Microcredit
makes women poor
By
L. Muthoni Wanyeki
(The EastAfrican)
The
latest manifestation of the ability
of our bosses, sorry development
partners to absorb and seemingly
respond to criticism in ways that
renders it meaningless, is the
rehabilitation of microcredit
as a strategy to address women's
absolute and relative poverty.
At
the global level, Mohammed Yunus
of Bangladesh wins a Nobel Prize.
And everyone bends over backwards
to accommodate the Grameen Bank
model-providing small loans to
women for entrepreneurial activities
at the basic level.
The
Grameen Bank experience clearly
showed that women tend to have
higher repayment (and entrepreneurial
success) rates than men.

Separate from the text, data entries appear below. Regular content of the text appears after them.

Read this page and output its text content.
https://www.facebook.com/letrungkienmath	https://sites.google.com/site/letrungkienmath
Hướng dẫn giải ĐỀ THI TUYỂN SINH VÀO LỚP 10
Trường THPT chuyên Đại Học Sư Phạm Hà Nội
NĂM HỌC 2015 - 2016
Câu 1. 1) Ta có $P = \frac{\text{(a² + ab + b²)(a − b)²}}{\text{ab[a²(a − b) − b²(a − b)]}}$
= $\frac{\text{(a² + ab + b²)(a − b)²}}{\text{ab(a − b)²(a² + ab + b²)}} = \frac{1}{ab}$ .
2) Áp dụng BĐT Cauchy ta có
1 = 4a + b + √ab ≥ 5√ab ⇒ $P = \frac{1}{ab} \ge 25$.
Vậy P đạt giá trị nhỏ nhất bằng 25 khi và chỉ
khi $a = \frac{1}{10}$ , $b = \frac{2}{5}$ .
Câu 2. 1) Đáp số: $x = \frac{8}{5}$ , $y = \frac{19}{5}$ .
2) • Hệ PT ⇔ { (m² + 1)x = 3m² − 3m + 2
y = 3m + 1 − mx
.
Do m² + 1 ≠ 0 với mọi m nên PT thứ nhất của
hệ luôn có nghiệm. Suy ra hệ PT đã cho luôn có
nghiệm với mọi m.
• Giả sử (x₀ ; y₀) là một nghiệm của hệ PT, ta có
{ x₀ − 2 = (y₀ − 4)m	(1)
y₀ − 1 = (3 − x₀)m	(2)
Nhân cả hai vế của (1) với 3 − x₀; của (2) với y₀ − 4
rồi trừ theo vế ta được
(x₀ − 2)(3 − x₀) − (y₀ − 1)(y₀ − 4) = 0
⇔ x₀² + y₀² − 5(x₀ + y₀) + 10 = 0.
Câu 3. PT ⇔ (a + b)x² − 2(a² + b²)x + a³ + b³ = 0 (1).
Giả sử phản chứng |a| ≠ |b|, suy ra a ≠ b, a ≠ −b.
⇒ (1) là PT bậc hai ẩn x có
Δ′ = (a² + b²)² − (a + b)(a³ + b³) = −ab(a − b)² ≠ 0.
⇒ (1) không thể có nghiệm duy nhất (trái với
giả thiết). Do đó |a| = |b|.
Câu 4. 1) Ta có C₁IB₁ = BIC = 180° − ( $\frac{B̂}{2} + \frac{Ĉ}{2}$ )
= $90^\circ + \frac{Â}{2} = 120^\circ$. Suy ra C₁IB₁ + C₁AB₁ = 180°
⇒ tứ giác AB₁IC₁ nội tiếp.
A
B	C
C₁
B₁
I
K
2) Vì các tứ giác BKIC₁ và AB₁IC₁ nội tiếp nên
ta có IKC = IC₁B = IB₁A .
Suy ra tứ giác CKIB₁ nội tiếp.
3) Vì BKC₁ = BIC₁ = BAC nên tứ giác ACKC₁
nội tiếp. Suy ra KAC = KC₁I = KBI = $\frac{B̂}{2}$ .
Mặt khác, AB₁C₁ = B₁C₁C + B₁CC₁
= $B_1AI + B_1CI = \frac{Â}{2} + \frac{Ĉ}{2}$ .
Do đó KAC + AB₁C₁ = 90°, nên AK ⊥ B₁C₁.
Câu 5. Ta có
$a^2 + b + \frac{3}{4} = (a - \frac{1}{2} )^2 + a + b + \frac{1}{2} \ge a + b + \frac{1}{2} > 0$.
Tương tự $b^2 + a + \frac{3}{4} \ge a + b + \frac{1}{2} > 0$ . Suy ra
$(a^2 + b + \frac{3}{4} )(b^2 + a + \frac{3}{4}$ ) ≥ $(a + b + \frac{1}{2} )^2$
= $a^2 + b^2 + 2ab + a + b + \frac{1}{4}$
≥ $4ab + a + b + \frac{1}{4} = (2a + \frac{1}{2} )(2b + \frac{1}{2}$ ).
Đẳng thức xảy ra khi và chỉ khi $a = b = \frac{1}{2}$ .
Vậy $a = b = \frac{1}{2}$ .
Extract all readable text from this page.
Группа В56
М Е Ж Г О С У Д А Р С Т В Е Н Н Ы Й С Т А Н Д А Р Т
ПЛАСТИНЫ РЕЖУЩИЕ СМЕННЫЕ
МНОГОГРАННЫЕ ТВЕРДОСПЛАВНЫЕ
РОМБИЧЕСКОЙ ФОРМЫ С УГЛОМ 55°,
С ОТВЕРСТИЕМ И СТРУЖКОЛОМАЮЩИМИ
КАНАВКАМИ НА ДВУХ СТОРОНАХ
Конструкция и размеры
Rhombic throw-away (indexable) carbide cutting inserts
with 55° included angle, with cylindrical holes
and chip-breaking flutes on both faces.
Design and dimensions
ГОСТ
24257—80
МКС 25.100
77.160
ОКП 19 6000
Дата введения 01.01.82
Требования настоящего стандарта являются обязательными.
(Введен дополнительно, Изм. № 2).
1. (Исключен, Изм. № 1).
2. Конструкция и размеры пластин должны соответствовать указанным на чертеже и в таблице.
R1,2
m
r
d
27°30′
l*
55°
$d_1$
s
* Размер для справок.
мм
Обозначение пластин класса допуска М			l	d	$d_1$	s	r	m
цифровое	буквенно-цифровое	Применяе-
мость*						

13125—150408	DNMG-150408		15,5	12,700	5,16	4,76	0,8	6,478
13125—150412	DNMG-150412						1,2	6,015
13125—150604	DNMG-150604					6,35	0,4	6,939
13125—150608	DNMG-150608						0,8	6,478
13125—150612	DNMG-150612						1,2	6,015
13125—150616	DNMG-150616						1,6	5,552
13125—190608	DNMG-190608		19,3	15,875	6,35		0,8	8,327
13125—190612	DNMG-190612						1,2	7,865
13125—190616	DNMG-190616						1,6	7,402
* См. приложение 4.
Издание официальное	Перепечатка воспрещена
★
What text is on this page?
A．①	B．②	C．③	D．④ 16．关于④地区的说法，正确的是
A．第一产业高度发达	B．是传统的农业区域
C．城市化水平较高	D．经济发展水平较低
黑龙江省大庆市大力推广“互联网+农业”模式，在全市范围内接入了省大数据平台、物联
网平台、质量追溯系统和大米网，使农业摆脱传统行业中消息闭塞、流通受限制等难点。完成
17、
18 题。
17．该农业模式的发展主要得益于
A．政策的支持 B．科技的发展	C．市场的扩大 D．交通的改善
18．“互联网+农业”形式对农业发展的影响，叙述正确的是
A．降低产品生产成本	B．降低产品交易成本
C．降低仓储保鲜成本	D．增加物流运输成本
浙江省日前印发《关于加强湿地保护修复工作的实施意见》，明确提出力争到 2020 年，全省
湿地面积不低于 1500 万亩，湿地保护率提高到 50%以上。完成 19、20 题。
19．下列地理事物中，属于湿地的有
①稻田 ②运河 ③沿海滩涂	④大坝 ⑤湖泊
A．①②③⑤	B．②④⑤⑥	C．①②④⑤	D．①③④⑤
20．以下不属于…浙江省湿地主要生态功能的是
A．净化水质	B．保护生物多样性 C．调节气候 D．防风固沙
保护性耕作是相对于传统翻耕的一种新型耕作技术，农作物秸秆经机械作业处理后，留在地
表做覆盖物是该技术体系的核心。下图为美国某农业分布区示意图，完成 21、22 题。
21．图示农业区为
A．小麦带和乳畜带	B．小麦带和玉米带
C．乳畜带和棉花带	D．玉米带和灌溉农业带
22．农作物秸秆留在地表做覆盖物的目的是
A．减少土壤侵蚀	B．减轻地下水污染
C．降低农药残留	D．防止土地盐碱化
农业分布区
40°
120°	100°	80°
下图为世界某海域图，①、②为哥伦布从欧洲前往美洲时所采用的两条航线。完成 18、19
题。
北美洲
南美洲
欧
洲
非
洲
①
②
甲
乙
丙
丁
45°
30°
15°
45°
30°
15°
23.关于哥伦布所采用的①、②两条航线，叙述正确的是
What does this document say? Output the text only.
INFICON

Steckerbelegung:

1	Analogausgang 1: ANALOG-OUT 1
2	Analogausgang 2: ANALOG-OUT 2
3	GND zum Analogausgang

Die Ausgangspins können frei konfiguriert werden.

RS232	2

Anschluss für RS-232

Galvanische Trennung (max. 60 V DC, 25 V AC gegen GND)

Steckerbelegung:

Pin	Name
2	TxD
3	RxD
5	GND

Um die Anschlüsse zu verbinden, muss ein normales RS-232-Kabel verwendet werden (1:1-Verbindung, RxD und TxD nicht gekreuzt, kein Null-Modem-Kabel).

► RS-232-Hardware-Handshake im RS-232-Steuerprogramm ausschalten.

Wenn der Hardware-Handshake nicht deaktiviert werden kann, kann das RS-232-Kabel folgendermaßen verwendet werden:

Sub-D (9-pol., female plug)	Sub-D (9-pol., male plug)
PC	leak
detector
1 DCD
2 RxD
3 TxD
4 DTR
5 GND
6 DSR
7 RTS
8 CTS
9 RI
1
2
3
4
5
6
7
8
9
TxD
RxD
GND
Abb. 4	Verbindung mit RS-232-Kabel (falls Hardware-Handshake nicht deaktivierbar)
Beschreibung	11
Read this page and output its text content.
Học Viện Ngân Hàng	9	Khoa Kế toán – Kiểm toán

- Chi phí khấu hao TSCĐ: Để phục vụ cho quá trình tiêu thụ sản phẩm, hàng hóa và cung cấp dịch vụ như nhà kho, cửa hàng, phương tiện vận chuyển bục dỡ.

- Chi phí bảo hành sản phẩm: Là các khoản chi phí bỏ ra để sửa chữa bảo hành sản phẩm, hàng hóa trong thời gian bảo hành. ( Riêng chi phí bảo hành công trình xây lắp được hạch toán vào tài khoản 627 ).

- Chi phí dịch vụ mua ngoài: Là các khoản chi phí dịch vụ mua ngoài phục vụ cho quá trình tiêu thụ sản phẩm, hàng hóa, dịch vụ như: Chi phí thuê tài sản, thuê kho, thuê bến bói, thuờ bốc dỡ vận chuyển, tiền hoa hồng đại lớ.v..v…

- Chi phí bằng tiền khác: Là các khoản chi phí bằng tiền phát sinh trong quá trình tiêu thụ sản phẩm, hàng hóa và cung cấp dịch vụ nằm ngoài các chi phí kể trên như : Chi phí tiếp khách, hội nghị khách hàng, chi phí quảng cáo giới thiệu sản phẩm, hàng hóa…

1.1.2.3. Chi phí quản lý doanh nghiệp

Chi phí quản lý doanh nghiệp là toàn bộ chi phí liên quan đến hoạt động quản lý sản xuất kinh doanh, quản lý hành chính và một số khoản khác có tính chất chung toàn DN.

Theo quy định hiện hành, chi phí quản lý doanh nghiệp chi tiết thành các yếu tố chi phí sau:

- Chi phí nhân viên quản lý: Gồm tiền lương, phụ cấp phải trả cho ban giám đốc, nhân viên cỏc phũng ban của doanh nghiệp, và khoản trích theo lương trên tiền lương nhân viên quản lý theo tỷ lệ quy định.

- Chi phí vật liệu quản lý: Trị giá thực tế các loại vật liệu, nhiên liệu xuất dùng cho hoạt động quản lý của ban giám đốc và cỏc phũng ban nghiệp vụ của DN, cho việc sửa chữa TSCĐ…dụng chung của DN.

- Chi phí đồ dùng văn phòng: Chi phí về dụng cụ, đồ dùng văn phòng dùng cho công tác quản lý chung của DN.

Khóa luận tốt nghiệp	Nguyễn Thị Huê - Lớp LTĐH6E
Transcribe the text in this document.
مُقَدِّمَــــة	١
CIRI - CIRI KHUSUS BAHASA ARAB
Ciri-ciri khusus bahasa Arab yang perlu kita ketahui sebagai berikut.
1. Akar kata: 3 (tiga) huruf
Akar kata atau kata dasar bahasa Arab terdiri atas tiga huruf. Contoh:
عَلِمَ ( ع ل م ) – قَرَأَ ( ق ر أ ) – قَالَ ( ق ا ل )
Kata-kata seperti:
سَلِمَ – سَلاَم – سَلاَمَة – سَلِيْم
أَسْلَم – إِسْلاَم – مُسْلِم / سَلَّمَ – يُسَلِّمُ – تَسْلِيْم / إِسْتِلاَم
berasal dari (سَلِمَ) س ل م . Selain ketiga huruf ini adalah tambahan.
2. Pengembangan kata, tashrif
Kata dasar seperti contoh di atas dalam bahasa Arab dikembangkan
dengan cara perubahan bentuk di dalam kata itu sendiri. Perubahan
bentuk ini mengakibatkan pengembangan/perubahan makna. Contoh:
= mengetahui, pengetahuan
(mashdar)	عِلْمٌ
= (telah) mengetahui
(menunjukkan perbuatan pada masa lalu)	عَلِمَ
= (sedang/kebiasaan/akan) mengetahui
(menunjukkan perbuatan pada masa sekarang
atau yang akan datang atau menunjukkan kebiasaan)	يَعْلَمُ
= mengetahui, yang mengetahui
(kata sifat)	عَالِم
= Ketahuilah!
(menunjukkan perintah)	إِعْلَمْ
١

And because
of the difficulties of accessing
credit otherwise, women are also
more prone to accept the higher
interest and transaction costs
generally associated with microcredit.
Meaning that the Grameen model
can be adapted to make money off
women.
Here
in Kenya, the retreat of the multilateral
banks from much of the country
during the 1990s together with
the collapse of many local banks
meant that a void was clearly
there to be filled. In stepped
new entrants like Equity Bank
- who have, in fact, offered clearly
necessary and valuable services
to Kenyans left out of the credit
sphere. I am not oblivious to
that fact and I think that examples
like that provided by Equity Bank
deserve recognition and support
- as well as analysis of their
impact on the lives of such Kenyans.
What
I am objecting to, however, is
the dishing out of easy answers
to complex questions. The government
of Kenya's new women's fund for
instance. The new injection of
funds by the international financial
institutions into Equity Bank
to enable the roll-out of microcredit
to women. The assumption that
efforts like these are sufficient
to move women out of poverty.
RETURNING
TO THE GRAMEEN Bank example, it
is obvious that the provision
of microcredit to women can enable
individual women to improve their
livelihoods -but only when also
provided not just with small loans
but also a host of related support.
It is equally obvious, however,
that microcredit alone is insufficient
to change the livelihood possibilities
of women collectively.
Because
microcredit is essentially used
for small entrepreneurial activities
within the context that its women
beneficiaries live in, it essentially
enables a redistribution of sorts
among the poor, rather than redistribution
in a broader sense. In fact, when
not clearly based on principles
like the Grameen Bank's, it can
contribute (because of the higher
interest and transaction rates
associated with commercial microcredit
schemes) to further impoverishment
of the poor - and more distribution
from the poor to the rich.
So
far, however, all we've seen in
terms of responses to the new
women's fund are generally congratulatory
messages. With some rumblings
of discontent about how it will
be disbursed-in consultation with
which women's networks and through
what modalities. And some more
rumblings of discontent about
the amounts proposed for the fund
overall.
What
we haven't seen is a concerted
effort to ensure that it truly
will work for at least the individual
women it will serve - which needs
to be done with the Kenyan financial
institutions with a long history
in reaching individual women this
way, like the Kenyan Women's Finance
Trust. Neither have we seen a
concerted effort to seize the
moment to pose more fundamental
questions and propose more fundamental
strategies about how to address
women's collective impoverishment.
Where are our feminist (not just female) economists and activists in this field? It's time to stand up to be heard.